My cousin Emanuel Armstead could read and write, and he kept the records of our family. At one time he was a school director. Of course, that was back in the early days, soon after the war closed.
My father was named James Page Jackson because he was born on the old Jackson plantation in Lancaster county, Virginia. He named one of his daughters Lancaster for a middle name in memory of his old home. Clarice Lancaster Jackson was her full name. A man named Galloway bought my father and brought him to Arkansas. Some called him by the name of Galloway, but my father always had all his children keep the name Jackson. There were fourteen of us, but only ten lived to grow up. He belonged to Mr. Galloway at the time of my birth, but even at that, I did not take the name Galloway as it would seem like I should. My father was a good carpenter; he was a fine cook, too; learned that back in Virginia. I'll tell you something interesting. The first cook stove ever brought to this town was one my father had his master to bring. He was cook at the Anthony House. You know about that, don't you? It was the first real fine hotel in Little Rock. When father went there to be head cook, all they had to cook on was big fireplaces and the big old Dutch ovens. Father just kept on telling about the stoves they had in Virginia, and at last they sent and got him one; it had to come by boat and took a long time. My father was proud that he was the one who set the first table ever spread in the Anthony House.
You see, it was different with us, from lots of slave folks. Some masters hired their slaves out. I remember a drug store on the corner of Main and Markham; it was McAlmont's drug store. Once my father worked there; the money he earned, it went to Mr. Galloway, of course. He said it was to pay board for mother and us little children.
My mother came from a fine family,—the Beebe family. Angeline Beebe was her name. You've heard of the Beebe family, of course. Roswell Beebe at one time owned all the land that Little Rock now sets on. I was born in a log cabin where Fifth and Spring streets meet. The Jewish Synagogue is on the exact spot. Once we lived at Third and Cumberland, across from that old hundred-year-old-building where they say the legislature once met. What you call it? Yes, that's it; the Hinterlider building. It was there then, too. My father and mother had the kind of wedding they had for slaves, I guess. Yes, ma'am, they did call them "broom-stick weddings". I've heard tell of them. Yes, ma'am, the master and mistress, when they find a couple of young slave folks want to get married, they call them before themselves and have them confess they want to marry. Then they hold the broom, one at each end, and the young folks told to jump over. Sometimes they have a new cabin fixed all for them to start in. After Peace, a minister came and married my father and mother according to the law of the church and of the land.
The master's family was thoughtful in keeping our records in their own big family Bible. All the births and deaths of the children in my father's family was in their Bible. After Peace, father got a big Bible for our family, and—wait, I'll show you.... Here they are, all copied down just like out of old master's Bible.... Here's where my father and mother died, over on this page. Right here's my own children. This space is for me and my husband.

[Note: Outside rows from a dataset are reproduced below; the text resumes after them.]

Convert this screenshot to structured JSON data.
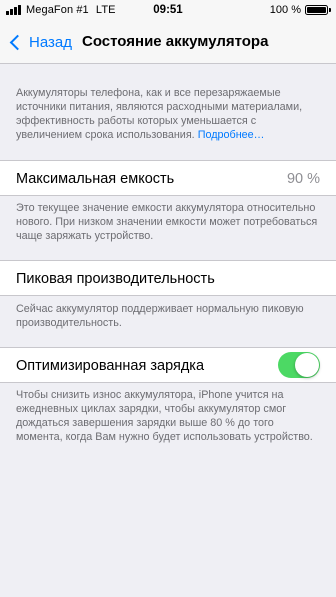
{
  "status_bar": {
    "carrier": "MegaFon #1",
    "network": "LTE",
    "time": "09:51",
    "battery_percent": "100 %"
  },
  "nav": {
    "back_label": "Назад",
    "title": "Состояние аккумулятора"
  },
  "intro": {
    "text": "Аккумуляторы телефона, как и все перезаряжаемые источники питания, являются расходными материалами, эффективность работы которых уменьшается с увеличением срока использования.",
    "link": "Подробнее…"
  },
  "max_capacity": {
    "label": "Максимальная емкость",
    "value": "90 %",
    "footnote": "Это текущее значение емкости аккумулятора относительно нового. При низком значении емкости может потребоваться чаще заряжать устройство."
  },
  "peak_performance": {
    "label": "Пиковая производительность",
    "footnote": "Сейчас аккумулятор поддерживает нормальную пиковую производительность."
  },
  "optimized_charging": {
    "label": "Оптимизированная зарядка",
    "enabled": true,
    "toggle_color": "#4cd964",
    "footnote": "Чтобы снизить износ аккумулятора, iPhone учится на ежедневных циклах зарядки, чтобы аккумулятор смог дождаться завершения зарядки выше 80 % до того момента, когда Вам нужно будет использовать устройство."
  },
  "colors": {
    "accent": "#007aff",
    "background": "#efeff4"
  }
}
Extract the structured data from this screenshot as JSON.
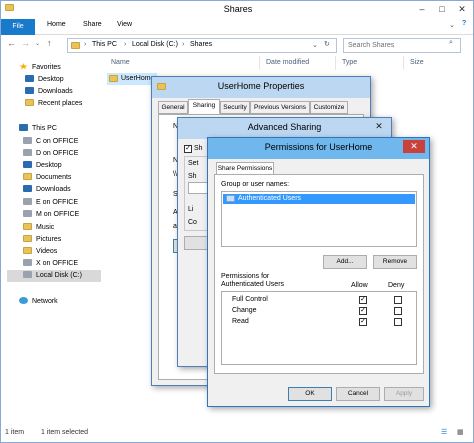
{
  "explorer": {
    "title": "Shares",
    "ribbon_tabs": [
      "File",
      "Home",
      "Share",
      "View"
    ],
    "breadcrumb": [
      "This PC",
      "Local Disk (C:)",
      "Shares"
    ],
    "search_placeholder": "Search Shares",
    "columns": [
      "Name",
      "Date modified",
      "Type",
      "Size"
    ],
    "file_row": "UserHome",
    "nav": {
      "favorites": "Favorites",
      "fav_items": [
        "Desktop",
        "Downloads",
        "Recent places"
      ],
      "thispc": "This PC",
      "pc_items": [
        "C on OFFICE",
        "D on OFFICE",
        "Desktop",
        "Documents",
        "Downloads",
        "E on OFFICE",
        "M on OFFICE",
        "Music",
        "Pictures",
        "Videos",
        "X on OFFICE",
        "Local Disk (C:)"
      ],
      "network": "Network"
    },
    "status": {
      "items": "1 item",
      "selected": "1 item selected"
    }
  },
  "props_dialog": {
    "title": "UserHome Properties",
    "tabs": [
      "General",
      "Sharing",
      "Security",
      "Previous Versions",
      "Customize"
    ],
    "frag": [
      "Ne",
      "N",
      "\\\\",
      "Se",
      "Ad",
      "ad"
    ]
  },
  "adv_dialog": {
    "title": "Advanced Sharing",
    "frag": [
      "Sh",
      "Set",
      "Sh",
      "Li",
      "Co"
    ]
  },
  "perm_dialog": {
    "title": "Permissions for UserHome",
    "tab": "Share Permissions",
    "group_label": "Group or user names:",
    "users": [
      "Authenticated Users"
    ],
    "add": "Add...",
    "remove": "Remove",
    "perm_label": "Permissions for Authenticated Users",
    "allow": "Allow",
    "deny": "Deny",
    "perms": [
      {
        "name": "Full Control",
        "allow": true,
        "deny": false
      },
      {
        "name": "Change",
        "allow": true,
        "deny": false
      },
      {
        "name": "Read",
        "allow": true,
        "deny": false
      }
    ],
    "ok": "OK",
    "cancel": "Cancel",
    "apply": "Apply"
  },
  "colors": {
    "accent": "#1979ca",
    "selection": "#3399ff",
    "titlebar_active": "#6fb7ed",
    "close_red": "#c9413b"
  }
}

No ma'am, it don't make me tired to talk. But I need a little time to recall all the things you want to know 'bout. I was so little when freedom came I just can't remember. I'll tell you, directly.

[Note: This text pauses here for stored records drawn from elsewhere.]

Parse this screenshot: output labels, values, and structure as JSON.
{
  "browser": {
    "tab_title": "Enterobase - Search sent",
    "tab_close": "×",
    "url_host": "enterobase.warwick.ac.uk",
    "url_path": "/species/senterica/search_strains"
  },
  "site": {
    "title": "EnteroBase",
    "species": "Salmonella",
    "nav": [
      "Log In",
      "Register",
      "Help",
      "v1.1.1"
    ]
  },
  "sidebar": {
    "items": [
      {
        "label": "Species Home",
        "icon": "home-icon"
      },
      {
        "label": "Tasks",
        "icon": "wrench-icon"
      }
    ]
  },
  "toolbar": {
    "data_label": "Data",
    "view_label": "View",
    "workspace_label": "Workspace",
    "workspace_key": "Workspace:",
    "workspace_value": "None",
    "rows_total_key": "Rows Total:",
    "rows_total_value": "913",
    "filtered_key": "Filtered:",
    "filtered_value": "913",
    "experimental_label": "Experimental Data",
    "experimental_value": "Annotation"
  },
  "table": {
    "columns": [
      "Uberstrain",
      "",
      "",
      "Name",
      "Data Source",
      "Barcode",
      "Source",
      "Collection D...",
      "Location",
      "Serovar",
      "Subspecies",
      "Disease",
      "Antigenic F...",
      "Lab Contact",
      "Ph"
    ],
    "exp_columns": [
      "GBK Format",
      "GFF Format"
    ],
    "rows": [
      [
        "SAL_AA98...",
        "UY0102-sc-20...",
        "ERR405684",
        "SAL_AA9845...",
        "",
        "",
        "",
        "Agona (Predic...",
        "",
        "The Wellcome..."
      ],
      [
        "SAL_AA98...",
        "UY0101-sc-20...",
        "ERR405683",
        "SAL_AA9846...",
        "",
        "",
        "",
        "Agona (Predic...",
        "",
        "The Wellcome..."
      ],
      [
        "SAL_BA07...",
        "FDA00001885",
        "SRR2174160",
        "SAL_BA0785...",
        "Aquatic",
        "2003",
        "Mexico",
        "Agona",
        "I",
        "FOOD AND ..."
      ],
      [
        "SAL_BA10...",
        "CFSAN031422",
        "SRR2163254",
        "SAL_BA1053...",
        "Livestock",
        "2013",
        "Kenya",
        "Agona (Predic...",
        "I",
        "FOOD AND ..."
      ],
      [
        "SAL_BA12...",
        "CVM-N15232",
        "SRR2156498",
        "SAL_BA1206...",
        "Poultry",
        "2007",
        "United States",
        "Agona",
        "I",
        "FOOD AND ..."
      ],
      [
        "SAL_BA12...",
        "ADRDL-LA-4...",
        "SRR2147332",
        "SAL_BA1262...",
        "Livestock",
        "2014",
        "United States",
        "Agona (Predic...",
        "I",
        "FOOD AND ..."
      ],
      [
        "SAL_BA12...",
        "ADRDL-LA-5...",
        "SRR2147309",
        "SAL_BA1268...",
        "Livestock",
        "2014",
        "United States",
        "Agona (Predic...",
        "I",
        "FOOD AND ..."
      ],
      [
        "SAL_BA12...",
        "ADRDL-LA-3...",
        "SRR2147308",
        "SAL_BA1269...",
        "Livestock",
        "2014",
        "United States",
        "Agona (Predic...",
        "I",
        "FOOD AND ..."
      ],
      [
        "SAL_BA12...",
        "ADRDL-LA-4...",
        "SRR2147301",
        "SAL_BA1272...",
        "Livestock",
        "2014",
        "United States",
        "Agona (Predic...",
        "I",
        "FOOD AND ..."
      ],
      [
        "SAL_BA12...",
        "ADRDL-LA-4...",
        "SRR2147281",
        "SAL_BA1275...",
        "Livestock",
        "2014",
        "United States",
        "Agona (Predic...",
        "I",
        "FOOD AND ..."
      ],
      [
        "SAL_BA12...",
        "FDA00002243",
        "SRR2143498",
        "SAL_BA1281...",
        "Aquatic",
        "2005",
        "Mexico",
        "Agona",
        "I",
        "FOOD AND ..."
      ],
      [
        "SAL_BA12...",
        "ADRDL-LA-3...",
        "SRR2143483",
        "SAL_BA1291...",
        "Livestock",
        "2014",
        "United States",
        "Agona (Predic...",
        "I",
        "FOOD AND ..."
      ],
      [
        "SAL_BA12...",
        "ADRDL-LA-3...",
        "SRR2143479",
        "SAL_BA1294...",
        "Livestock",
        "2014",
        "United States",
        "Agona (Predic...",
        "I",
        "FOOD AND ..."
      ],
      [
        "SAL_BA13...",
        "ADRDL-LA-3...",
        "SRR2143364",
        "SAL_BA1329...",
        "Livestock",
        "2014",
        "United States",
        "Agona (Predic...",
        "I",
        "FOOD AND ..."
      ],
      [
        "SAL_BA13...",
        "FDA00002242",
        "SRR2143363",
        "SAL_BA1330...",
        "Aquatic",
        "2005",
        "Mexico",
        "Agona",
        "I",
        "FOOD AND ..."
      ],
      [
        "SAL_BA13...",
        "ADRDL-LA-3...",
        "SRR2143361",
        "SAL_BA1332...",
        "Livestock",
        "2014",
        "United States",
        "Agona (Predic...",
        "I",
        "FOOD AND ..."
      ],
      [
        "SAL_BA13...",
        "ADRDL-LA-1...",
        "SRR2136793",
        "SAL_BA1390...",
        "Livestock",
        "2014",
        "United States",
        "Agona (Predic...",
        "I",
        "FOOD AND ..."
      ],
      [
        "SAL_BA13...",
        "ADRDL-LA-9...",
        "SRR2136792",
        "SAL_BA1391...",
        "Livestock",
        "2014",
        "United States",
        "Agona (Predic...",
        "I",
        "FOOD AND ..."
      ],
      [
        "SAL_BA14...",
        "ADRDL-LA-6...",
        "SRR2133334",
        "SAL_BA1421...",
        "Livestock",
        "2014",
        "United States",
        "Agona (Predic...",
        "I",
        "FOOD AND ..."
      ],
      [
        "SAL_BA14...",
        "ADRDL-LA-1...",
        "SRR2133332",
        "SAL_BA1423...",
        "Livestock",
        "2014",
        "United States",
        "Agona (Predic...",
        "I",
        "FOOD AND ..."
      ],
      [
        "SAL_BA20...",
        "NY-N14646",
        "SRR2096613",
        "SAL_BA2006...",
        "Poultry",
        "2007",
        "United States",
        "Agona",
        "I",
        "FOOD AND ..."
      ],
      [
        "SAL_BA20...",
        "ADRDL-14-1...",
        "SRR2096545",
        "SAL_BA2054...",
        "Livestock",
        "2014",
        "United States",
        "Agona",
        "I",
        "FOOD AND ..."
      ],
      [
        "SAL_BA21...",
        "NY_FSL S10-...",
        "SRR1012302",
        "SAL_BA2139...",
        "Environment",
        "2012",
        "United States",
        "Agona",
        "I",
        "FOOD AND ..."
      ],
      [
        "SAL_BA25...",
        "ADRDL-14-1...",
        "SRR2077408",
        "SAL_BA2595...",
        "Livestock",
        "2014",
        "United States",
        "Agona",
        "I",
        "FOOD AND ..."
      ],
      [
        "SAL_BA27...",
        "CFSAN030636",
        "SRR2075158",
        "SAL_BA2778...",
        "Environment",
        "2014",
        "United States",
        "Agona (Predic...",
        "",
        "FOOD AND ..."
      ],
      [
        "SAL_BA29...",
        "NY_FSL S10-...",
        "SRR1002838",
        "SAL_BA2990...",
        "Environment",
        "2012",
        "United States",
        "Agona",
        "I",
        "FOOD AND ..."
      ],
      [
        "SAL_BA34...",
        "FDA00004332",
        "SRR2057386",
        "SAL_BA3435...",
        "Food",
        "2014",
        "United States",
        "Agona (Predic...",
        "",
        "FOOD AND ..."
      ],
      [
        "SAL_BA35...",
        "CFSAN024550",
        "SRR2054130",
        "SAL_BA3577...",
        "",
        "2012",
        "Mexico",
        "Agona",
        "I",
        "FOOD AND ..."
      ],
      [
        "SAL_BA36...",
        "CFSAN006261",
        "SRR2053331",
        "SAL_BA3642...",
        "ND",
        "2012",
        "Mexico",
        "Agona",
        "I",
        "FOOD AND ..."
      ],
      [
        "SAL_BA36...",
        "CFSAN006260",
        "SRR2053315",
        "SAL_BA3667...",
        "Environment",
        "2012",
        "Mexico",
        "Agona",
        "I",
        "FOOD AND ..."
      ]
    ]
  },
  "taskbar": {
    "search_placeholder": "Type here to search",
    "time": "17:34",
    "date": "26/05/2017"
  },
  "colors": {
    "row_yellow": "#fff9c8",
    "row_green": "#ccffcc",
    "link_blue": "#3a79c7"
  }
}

I remember that the first thing my father did was to go down to a plantation where the bigger children was working, and bring them all home, to live together as one family. That was a plantation where my mother had been; a man name Moore—James Moore—owned it. I don't know whether he had bought my mother from Beebe or not. I can remember two things plain what happened there. I was little, but can still see them. One of my mother's babies died and Master went to Little Rock on a horse and carried back a little coffin under his arm. The mistress had brought mother a big washing. She was working under the cover of the wellhouse and tears was running down her face. When master came back, he said: "How come you are working today, Angeline, when your baby is dead?" She showed him the big pile of clothes she had to wash, as mistress said. He said: "There is plenty of help on this place what can wash. You come on in and sit by your little baby, and don't do no more work till after the funeral." He took up the little dead body and laid it in the coffin with his own hands. I'm telling you this for what happened later on.